Attorneys at Law




Minnesota Court of Appeals “Pierces the Corporate Veil” of a Single Member LLC


This is a case that may give small businesses pause, especially businesses with only one employee.  In SCA License Corporation v. Steve Hackbarth a/k/a Steven Hackbarth d/b/a/ Hackbarth Roofing, the Minnesota Court of Appeals found that Mr. Hackbarth’s company, West Builders, LLC, was simply his “alter-ego” for purposes of certain debts he  incurred in the name of the company.

West Builders contracted with SCA License Corporation (“SCA”) to produce radio advertisements for it.  SCA eventually brought a lawsuit against West Builders for non-payment.  The court of appeals agreed with the trial court that West Builders was Mr. Hackbarth’s “alter-ego,” and that he could be held personally liable for the company’s debts.

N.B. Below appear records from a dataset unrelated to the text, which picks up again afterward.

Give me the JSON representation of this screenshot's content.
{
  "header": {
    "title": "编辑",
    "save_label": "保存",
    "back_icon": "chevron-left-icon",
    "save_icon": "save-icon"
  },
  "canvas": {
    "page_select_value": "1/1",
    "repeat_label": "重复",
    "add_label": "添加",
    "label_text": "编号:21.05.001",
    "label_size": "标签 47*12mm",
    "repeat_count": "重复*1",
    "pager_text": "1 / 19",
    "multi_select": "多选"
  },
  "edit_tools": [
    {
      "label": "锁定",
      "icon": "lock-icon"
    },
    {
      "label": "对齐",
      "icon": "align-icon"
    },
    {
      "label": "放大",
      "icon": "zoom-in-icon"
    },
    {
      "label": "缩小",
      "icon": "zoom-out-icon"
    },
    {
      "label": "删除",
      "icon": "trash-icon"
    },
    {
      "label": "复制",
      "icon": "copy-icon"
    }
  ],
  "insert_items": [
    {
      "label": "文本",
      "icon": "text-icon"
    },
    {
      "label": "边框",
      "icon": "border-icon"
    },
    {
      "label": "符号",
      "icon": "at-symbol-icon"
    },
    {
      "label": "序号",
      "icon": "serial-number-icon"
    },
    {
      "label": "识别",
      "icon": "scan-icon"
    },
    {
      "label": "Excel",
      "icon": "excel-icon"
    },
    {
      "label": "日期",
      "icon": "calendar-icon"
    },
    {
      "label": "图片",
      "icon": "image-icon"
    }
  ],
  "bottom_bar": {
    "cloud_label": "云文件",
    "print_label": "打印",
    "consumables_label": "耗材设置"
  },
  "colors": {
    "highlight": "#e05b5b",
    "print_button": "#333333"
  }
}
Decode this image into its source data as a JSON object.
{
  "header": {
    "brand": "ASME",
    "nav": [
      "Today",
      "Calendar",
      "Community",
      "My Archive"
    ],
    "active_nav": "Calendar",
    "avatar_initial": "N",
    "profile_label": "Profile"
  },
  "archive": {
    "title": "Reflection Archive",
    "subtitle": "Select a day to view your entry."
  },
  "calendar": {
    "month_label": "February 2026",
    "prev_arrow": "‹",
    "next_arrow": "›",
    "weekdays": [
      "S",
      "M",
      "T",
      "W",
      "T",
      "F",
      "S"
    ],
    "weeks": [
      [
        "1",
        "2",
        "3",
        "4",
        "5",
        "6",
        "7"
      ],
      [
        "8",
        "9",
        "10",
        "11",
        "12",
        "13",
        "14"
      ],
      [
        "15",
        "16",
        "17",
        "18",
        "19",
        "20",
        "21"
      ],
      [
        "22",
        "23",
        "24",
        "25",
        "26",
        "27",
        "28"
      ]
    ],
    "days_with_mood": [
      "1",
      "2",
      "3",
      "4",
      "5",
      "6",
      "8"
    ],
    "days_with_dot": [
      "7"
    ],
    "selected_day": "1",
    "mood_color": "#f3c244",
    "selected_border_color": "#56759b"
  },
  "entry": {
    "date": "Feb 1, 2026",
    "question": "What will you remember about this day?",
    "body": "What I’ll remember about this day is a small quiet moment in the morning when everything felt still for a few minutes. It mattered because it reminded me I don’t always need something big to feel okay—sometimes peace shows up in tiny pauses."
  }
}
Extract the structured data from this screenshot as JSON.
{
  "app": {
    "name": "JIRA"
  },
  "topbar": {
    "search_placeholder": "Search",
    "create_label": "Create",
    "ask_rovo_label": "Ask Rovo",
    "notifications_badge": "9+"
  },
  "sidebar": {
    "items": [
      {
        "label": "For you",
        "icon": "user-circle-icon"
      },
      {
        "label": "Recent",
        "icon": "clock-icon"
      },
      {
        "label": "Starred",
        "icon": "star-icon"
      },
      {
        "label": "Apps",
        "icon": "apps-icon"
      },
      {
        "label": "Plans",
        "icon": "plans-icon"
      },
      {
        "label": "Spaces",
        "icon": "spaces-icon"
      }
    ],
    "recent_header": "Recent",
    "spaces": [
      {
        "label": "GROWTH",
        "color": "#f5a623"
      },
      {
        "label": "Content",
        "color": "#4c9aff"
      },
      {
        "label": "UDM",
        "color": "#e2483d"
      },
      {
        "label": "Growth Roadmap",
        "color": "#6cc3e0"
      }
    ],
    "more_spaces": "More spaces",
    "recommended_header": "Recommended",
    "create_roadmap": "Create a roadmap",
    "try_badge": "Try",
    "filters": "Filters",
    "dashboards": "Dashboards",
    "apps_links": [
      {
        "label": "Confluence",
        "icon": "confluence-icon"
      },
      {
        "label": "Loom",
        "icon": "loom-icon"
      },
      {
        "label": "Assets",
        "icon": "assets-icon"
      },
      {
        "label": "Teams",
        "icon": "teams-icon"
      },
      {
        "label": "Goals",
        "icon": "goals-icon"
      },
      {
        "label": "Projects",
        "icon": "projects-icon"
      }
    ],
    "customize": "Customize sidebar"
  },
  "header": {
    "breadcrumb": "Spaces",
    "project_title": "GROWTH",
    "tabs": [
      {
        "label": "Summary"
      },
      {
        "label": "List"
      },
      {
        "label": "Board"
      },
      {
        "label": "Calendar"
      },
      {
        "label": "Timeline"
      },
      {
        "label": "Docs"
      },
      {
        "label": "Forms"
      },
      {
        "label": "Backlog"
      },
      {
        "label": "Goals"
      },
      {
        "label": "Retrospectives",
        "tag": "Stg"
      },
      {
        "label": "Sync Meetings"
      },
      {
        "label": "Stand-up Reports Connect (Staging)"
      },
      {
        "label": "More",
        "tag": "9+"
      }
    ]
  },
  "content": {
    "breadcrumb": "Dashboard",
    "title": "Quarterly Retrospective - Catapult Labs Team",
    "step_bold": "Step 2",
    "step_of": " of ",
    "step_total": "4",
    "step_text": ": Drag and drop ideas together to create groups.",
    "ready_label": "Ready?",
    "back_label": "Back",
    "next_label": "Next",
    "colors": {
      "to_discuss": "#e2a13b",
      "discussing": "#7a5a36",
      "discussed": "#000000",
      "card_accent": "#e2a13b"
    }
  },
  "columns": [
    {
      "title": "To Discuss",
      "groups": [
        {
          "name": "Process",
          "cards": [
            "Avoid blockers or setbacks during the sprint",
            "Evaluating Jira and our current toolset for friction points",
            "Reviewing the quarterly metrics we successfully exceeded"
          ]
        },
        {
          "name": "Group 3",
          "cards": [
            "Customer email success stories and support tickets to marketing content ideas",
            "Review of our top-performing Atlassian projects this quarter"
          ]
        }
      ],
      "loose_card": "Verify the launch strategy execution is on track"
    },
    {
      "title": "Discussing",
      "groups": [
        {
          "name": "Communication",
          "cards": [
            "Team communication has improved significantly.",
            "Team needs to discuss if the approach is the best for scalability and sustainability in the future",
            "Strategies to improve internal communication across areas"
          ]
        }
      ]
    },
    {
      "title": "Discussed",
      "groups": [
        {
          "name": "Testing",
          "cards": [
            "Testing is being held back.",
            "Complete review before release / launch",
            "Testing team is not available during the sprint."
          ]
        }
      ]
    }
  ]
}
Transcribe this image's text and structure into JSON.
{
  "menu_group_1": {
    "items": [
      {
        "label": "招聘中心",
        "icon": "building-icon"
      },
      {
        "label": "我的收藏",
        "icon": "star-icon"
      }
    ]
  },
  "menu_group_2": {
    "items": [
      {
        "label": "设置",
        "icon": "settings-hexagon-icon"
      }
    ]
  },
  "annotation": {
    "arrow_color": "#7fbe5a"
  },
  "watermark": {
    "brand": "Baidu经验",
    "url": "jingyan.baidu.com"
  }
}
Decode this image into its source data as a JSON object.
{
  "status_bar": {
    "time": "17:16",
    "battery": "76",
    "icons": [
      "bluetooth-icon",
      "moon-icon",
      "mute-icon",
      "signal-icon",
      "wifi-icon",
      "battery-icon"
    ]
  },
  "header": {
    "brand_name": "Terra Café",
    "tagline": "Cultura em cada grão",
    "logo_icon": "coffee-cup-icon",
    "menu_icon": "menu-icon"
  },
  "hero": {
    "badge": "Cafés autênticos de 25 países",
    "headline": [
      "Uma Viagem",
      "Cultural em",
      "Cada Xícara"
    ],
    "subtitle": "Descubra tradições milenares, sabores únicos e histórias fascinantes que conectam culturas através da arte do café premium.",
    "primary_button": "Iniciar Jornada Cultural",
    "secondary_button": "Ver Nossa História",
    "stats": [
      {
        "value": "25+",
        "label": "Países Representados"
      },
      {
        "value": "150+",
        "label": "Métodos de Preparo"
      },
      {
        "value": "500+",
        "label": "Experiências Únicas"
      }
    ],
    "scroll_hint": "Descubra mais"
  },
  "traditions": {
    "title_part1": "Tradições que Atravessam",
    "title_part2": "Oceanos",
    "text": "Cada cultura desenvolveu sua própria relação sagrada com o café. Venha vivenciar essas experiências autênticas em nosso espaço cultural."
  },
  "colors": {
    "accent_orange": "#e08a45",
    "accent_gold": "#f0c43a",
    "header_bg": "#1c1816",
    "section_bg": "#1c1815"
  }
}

The court of appeals noted that:  “Several factors are considered when determining whether a corporation was formed as the shareholder’s alter ego, including whether (1) there is sufficient capitalization for purposes of corporate undertaking; (2) corporate formalities have been observed; (3) dividends have been paid; (4) the debtor corporation was solvent at the time of the transaction in question; (5) the dominant shareholder siphoned funds; (6) there is a nonfunctioning of other officers and directors; (7) there is an absence of corporate records; and (8) the corporation exists as a mere façade for individual dealings.”  “When using the alter ego theory to pierce the corporate veil, courts look to reality and not form, with how the corporation operated and the individual defendant’s relationship to that operation.”

The court of appeals affirmed the trial court’s findings based upon the:  (1) the lack of West Builders following LLC formalities; (2) the absence of LLC records; and (3) West Builders’s existence as a mere façade for Hackbarth’s individual dealings.”

Small businesses with one or just a few shareholders may want to take note of the factors described by the court.